As he talks about his time behind bars, Pan's voice becomes weak. "We were kept
in different rooms according to our age. The police beat us," remembers Pan.
As he was young, the 20-year-old was sent back to Koh Kong after only 15 days.
There, he tried to find enough work to regain the money he had lost. "I did
not dare to come back home. I was shy because I lost all the money my parents had
borrowed for me to go," he says.
While working for a timber company, Pan and others seeking shelter at a local pagoda
were approached by human rights investigators, who rescued them from the Koh Kong
labor trap and sent them home.
Back in Kana Klap, Pan's story is not unique. Eleven others had done the same, but
only Pan returned from Thailand.
"It started three years ago," says Doeun Chhorn, the village chief. "I
do not feel comfortable when they go there. I advise them not to go because they
will lose a lot of money.... We really need to devise a strategy to prevent them
from going," says Chhorn.
Pan's father agrees, and adds: "It is better for Cambodians to be in Cambodia,
poor or not."
At least now the village chief has reason to be more optimistic. Pan's return with
horror stories from his brief trip across the border will hopefully dissuade others
from going.
Additionally, the UNCHR is trying to convince those they helped rescue to participate
in an awareness program on human trafficking and forced labor. Their time spent spreading
the truth about the tempting stories recruiters tell their victims will earn them
money to pay back their debts.
"Some villagers were planning to go after harvest, but now I hope they will
cancel their plans," Doeun Chhorn says.
Pan's story is echoed by two young men from Krangyov village in Kandal province.
A neighbor persuaded them to go to Koh Kong. "He told me that he would bring
me to Thailand and I would work there as a fisherman," says Ban Narath.
He gave the recruiter 250,000 riel ($71) and was taken to the coastal province, where
he stayed for more than a month waiting to be smuggled into Thailand. He never made
it to the border.
"We stayed one month in that warehouse... We gave them our money. We were not
allow to leave the building for the first 15 days after we arrived," says Narath.
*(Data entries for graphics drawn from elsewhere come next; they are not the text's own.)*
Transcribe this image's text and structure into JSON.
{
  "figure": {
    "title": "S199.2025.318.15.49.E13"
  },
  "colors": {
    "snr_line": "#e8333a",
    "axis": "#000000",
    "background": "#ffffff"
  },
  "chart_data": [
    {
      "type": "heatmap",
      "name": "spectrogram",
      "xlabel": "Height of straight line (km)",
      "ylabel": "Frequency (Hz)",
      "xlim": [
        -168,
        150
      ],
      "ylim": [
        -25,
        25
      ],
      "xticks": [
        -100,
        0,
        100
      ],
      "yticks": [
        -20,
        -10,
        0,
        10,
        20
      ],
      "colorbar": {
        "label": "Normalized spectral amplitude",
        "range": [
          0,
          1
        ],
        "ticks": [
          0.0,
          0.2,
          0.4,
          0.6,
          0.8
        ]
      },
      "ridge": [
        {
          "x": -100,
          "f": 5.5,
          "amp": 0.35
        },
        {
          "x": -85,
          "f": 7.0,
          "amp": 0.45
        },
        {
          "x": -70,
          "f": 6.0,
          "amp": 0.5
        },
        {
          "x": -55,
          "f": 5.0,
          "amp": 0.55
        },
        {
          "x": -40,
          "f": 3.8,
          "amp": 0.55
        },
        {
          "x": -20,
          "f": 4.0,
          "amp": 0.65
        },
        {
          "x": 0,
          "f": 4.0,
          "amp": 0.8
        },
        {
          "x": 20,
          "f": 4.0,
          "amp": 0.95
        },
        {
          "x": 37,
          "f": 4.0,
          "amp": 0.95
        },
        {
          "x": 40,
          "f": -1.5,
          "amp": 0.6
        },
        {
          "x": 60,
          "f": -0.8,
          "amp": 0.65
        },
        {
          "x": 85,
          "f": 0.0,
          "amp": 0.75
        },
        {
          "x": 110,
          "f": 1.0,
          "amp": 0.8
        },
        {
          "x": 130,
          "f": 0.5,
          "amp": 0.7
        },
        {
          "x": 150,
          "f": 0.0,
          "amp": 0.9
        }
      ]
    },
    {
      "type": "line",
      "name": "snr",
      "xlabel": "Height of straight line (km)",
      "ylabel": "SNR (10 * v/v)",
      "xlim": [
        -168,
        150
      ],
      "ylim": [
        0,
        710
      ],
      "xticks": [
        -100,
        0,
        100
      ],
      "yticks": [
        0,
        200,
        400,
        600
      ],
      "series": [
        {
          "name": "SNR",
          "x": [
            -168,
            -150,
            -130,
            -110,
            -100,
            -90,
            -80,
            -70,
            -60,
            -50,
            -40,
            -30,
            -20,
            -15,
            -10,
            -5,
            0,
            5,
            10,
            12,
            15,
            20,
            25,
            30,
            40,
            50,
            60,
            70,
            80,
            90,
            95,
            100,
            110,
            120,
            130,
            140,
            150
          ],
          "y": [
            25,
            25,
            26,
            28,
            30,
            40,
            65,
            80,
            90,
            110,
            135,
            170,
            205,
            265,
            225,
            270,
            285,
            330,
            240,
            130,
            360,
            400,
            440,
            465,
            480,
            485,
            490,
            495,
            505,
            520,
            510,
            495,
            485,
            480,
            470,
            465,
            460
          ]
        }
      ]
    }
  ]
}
During their time in Koh Kong the two met several groups of laborers who passed through
the warehouse, spending just one night there before crossing the border.
"We have been cheated," says Ny Eng, Narath's friend. "They gambled
with our money, lost it and kept asking for more to let us cross the border."
The recruiter even went to Narath and Eng's families to ask for more money from them.
Finally, the human rights investigators found them in the warehouse, freed them and
brought them back to Phnom Penh.
"I feel that I have shamed everybody [in my family]. I have no job and I lost
money," says Narath on his way home.